ASX expects the issuer to disclose:

        • alternative options considered before entering into these convertibles and if none, why so; and
        • where the issuer has agreed to issue “collateral shares” to a noteholder, why other collateral is not sufficient.

ASX’s attitude to convertibles may unfortunately be skewed by these predatory instruments.

Regulatory approvals

Notes can be issued subject to the convertible feature being approved by the Australian Foreign Investment Review Board (“FIRB”).  If the investor cannot convince FIRB to fast track their review of its application on the grounds of its investment being needed to urgently save Australian jobs or businesses, then it will be subject to FIRB’s new COVID-19 temporary 6-month statutory timetable (for further information on FIRB’s approach see Impacts of FIRB changes on ECM deals during COVID-19.  Controversy follows as to who wears the risk if FIRB approval is not granted. 

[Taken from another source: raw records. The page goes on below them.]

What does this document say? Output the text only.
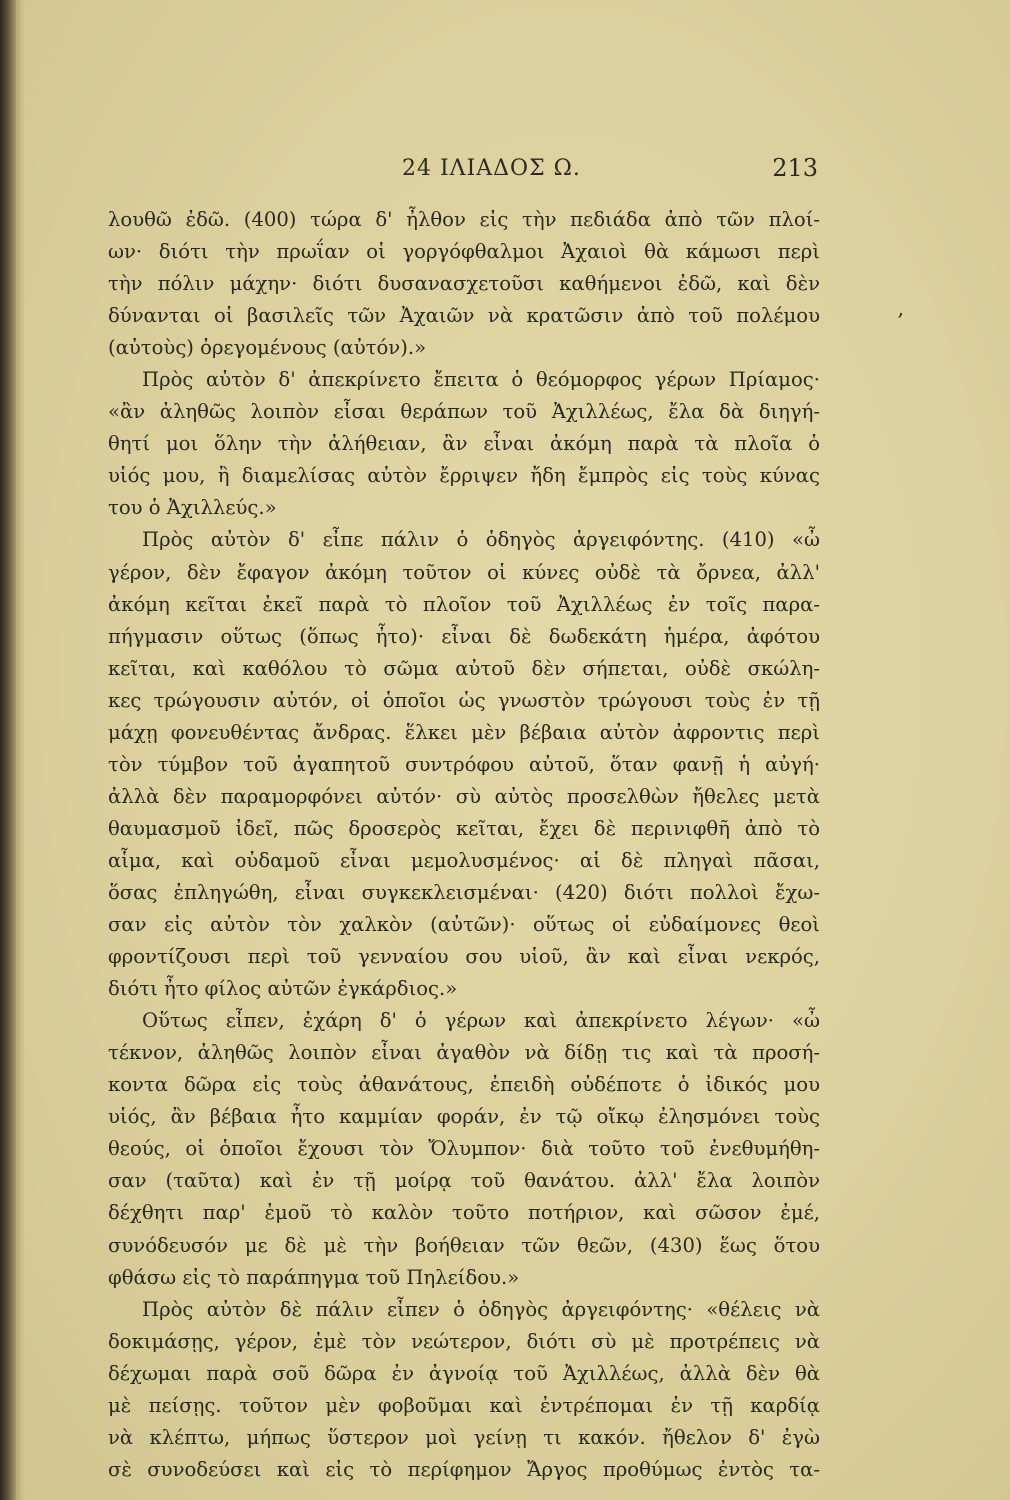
24 ΙΛΙΑΔΟΣ Ω.	213
,
λουθῶ ἐδῶ. (400) τώρα δ' ἦλθον εἰς τὴν πεδιάδα ἀπὸ τῶν πλοί-
ων· διότι τὴν πρωΐαν οἱ γοργόφθαλμοι Ἀχαιοὶ θὰ κάμωσι περὶ
τὴν πόλιν μάχην· διότι δυσανασχετοῦσι καθήμενοι ἐδῶ, καὶ δὲν
δύνανται οἱ βασιλεῖς τῶν Ἀχαιῶν νὰ κρατῶσιν ἀπὸ τοῦ πολέμου
(αὐτοὺς) ὀρεγομένους (αὐτόν).»
Πρὸς αὐτὸν δ' ἀπεκρίνετο ἔπειτα ὁ θεόμορφος γέρων Πρίαμος·
«ἂν ἀληθῶς λοιπὸν εἶσαι θεράπων τοῦ Ἀχιλλέως, ἔλα δὰ διηγή-
θητί μοι ὅλην τὴν ἀλήθειαν, ἂν εἶναι ἀκόμη παρὰ τὰ πλοῖα ὁ
υἱός μου, ἢ διαμελίσας αὐτὸν ἔρριψεν ἤδη ἔμπρὸς εἰς τοὺς κύνας
του ὁ Ἀχιλλεύς.»
Πρὸς αὐτὸν δ' εἶπε πάλιν ὁ ὁδηγὸς ἀργειφόντης. (410) «ὦ
γέρον, δὲν ἔφαγον ἀκόμη τοῦτον οἱ κύνες οὐδὲ τὰ ὄρνεα, ἀλλ'
ἀκόμη κεῖται ἐκεῖ παρὰ τὸ πλοῖον τοῦ Ἀχιλλέως ἐν τοῖς παρα-
πήγμασιν οὕτως (ὅπως ἦτο)· εἶναι δὲ δωδεκάτη ἡμέρα, ἀφότου
κεῖται, καὶ καθόλου τὸ σῶμα αὐτοῦ δὲν σήπεται, οὐδὲ σκώλη-
κες τρώγουσιν αὐτόν, οἱ ὁποῖοι ὡς γνωστὸν τρώγουσι τοὺς ἐν τῇ
μάχῃ φονευθέντας ἄνδρας. ἕλκει μὲν βέβαια αὐτὸν ἀφροντις περὶ
τὸν τύμβον τοῦ ἀγαπητοῦ συντρόφου αὐτοῦ, ὅταν φανῇ ἡ αὐγή·
ἀλλὰ δὲν παραμορφόνει αὐτόν· σὺ αὐτὸς προσελθὼν ἤθελες μετὰ
θαυμασμοῦ ἰδεῖ, πῶς δροσερὸς κεῖται, ἔχει δὲ περινιφθῆ ἀπὸ τὸ
αἷμα, καὶ οὐδαμοῦ εἶναι μεμολυσμένος· αἱ δὲ πληγαὶ πᾶσαι,
ὅσας ἐπληγώθη, εἶναι συγκεκλεισμέναι· (420) διότι πολλοὶ ἔχω-
σαν εἰς αὐτὸν τὸν χαλκὸν (αὐτῶν)· οὕτως οἱ εὐδαίμονες θεοὶ
φροντίζουσι περὶ τοῦ γενναίου σου υἱοῦ, ἂν καὶ εἶναι νεκρός,
διότι ἦτο φίλος αὐτῶν ἐγκάρδιος.»
Οὕτως εἶπεν, ἐχάρη δ' ὁ γέρων καὶ ἀπεκρίνετο λέγων· «ὦ
τέκνον, ἀληθῶς λοιπὸν εἶναι ἀγαθὸν νὰ δίδῃ τις καὶ τὰ προσή-
κοντα δῶρα εἰς τοὺς ἀθανάτους, ἐπειδὴ οὐδέποτε ὁ ἰδικός μου
υἱός, ἂν βέβαια ἦτο καμμίαν φοράν, ἐν τῷ οἴκῳ ἐλησμόνει τοὺς
θεούς, οἱ ὁποῖοι ἔχουσι τὸν Ὄλυμπον· διὰ τοῦτο τοῦ ἐνεθυμήθη-
σαν (ταῦτα) καὶ ἐν τῇ μοίρᾳ τοῦ θανάτου. ἀλλ' ἔλα λοιπὸν
δέχθητι παρ' ἐμοῦ τὸ καλὸν τοῦτο ποτήριον, καὶ σῶσον ἐμέ,
συνόδευσόν με δὲ μὲ τὴν βοήθειαν τῶν θεῶν, (430) ἕως ὅτου
φθάσω εἰς τὸ παράπηγμα τοῦ Πηλείδου.»
Πρὸς αὐτὸν δὲ πάλιν εἶπεν ὁ ὁδηγὸς ἀργειφόντης· «θέλεις νὰ
δοκιμάσῃς, γέρον, ἐμὲ τὸν νεώτερον, διότι σὺ μὲ προτρέπεις νὰ
δέχωμαι παρὰ σοῦ δῶρα ἐν ἀγνοίᾳ τοῦ Ἀχιλλέως, ἀλλὰ δὲν θὰ
μὲ πείσῃς. τοῦτον μὲν φοβοῦμαι καὶ ἐντρέπομαι ἐν τῇ καρδίᾳ
νὰ κλέπτω, μήπως ὕστερον μοὶ γείνῃ τι κακόν. ἤθελον δ' ἐγὼ
σὲ συνοδεύσει καὶ εἰς τὸ περίφημον Ἄργος προθύμως ἐντὸς τα-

We have seen some issuers agree to cash settle the conversion if it is not approved by FIRB, but this is usually resisted as an investor risk.


[1] ZIP Co Ltd announced on 2 June 2020 it intends to issue convertible notes and warrants to an affiliate of SIG, for growth finance. The full terms have not yet been disclosed limiting our ability to consider the instrument against the usual considerations.

[2] On 25 March 2020 the Treasurer effectively suspended directors’ duty to prevent insolvent trading. Until 24 September 2020, an effective dry-dock has been established against personal liability for debts incurred in the ordinary course of the entity’s business.

[3] Billabong International Limited [2013] ATP 9.

[4] The Panel’s guidance is break fees below 1% of equity value will generally not give rise to unacceptable factors. In Billabong, the break fee represented approximately 54% of Billabong’s equity value prior to announcement.

[5] [email protected] Compliance Update no 05/20, 1 May 2020.